Na hipótese de os estados ganharem definitivamente a ação e a retirada da cobrança for considerada inconstitucional, ainda não é possível dizer se os governos que aplicaram a redução poderão requerer as perdas acarretadas. E, numa hipótese contrária, caso a ação seja desfavorável aos estados, também é cedo para avaliar se os consumidores prejudicados pelos que não cumpriram a lei poderão solicitar a devolução dos valores pagos indevidamente.
Segundo a diretora de Assuntos Técnicos e Regulatórios da Anace, Mariana Amim, geralmente questões tributárias, quando passam por uma decisão definitiva no STF, são posteriormente avaliadas pelo instituto de modulação da corte. “A modulação provavelmente vai tratar dessa matéria, dando o contorno de quanto ela retroage ou não. A prática nos mostra que, normalmente, a decisão não retroage, mas a modulação pode caminhar para um sentido diferente”, explica.
Ela reforça, porém, que não é possível afirmar com certeza se haverá uma decisão de modulação para a pauta. É preciso, portanto, esperar para ver como será tratada a matéria a partir da votação definitiva.
Liminar é equivocada, na visão das associações
Para o presidente da Frente Nacional dos Consumidores de Energia, Luiz Eduardo Barata, embora seja compreensível a posição dos estados em reclamar redução de receitas, a decisão do Supremo é um equívoco ao autorizar o retorno das tarifas de uso do sistema elétrico sobre o ICMS. “A conta de luz já é alta demais, e muito mais por tributos e encargos do que pelo consumo da energia em si”, opina.
A Frente lembra que muitos dos valores cobrados na conta de energia são referentes aos encargos setoriais que agregam decisões de políticas públicas e subsídios que não integram operações com energia elétrica.

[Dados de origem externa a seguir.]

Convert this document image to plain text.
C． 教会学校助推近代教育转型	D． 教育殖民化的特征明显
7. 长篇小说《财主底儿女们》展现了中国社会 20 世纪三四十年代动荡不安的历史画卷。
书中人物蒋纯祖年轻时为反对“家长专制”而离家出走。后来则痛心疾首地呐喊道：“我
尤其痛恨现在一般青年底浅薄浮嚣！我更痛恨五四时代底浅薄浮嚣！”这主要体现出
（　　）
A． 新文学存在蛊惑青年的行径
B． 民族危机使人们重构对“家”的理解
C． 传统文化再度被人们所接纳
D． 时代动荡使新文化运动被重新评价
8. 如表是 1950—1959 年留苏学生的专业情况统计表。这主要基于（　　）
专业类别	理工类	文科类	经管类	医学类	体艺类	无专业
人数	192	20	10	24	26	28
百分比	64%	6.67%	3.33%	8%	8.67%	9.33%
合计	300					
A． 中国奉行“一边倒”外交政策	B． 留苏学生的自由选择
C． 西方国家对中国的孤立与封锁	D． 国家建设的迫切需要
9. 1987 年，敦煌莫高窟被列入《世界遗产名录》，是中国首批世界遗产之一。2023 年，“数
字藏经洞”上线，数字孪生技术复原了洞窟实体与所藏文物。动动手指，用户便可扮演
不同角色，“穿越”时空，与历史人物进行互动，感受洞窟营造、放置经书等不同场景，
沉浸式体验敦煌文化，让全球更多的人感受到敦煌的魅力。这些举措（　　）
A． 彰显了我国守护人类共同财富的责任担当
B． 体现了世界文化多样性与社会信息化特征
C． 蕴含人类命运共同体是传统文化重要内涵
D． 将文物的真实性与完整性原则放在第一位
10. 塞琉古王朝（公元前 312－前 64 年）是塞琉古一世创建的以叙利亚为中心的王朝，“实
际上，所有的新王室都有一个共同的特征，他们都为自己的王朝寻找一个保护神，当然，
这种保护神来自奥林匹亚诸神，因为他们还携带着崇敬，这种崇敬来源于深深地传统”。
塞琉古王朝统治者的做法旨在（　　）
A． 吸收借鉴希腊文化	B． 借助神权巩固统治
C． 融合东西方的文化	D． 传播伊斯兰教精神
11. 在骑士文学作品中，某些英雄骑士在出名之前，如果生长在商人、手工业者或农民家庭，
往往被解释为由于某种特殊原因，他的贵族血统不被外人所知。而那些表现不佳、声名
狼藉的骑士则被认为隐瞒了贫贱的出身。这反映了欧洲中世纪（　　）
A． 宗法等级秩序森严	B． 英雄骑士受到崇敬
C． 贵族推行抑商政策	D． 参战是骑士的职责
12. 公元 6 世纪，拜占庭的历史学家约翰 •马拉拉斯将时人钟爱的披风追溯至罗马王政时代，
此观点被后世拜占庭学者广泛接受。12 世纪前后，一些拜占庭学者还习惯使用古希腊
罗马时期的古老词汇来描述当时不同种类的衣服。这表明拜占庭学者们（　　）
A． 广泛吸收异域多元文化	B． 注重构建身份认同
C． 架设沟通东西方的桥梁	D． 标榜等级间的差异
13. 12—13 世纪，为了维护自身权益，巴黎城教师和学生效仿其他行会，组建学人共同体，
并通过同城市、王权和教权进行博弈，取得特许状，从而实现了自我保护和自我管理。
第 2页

Inclusive por isso, para Luiz Eduardo Barata, a análise sobre a questão deveria não só considerar a redução de arrecadação dos estados, mas também a situação dos consumidores. E acende o alerta para uma insegurança jurídica despertada pela liminar, com a edição de leis tributárias que afetam agentes setoriais e contribuintes. “A questão deveria respeitar a lei em vigor, e que se discuta isso na reforma tributária”, expõe.
De opinião semelhante, a Abradee acrescenta que a redução tributária é positiva para os estados, já que aumenta o poder de compra das pessoas e incentiva geração de riquezas. E reforça que a lei deveria ser mantida, já que é o Congresso Nacional quem decide o que é base tributária ou não. “O estado tem poder para tomar decisões, mas quem determina a base conceitual tributária é o Congresso Nacional. Sobre os serviços de distribuição, transmissão e encargos setoriais não deve incidir ICMS”, atesta.
A Anace vai além, e antevê que a redução das alíquotas ao teto de 18% estipulada pela mesma lei complementar também está em risco. “Essa alteração não foi afetada pela decisão do STF, embora diversos estados estejam buscando alternativas para elevar novamente esse imposto aplicado nas contas de luz”, afirma Carlos Faria.
Próximos passos
A justificativa dada pelo ministro Fux para a concessão da liminar levou em consideração não apenas a competência tributária de cada ente, estados e União, mas as perdas bilionárias relatadas pelos governos estaduais em decorrência da Lei Complementar 194/22. Segundo estimativa trazida aos autos, informa o STF, a cada seis meses os estados deixariam de arrecadar, aproximadamente, R$ 16 bilhões, o que também poderia repercutir na arrecadação dos municípios.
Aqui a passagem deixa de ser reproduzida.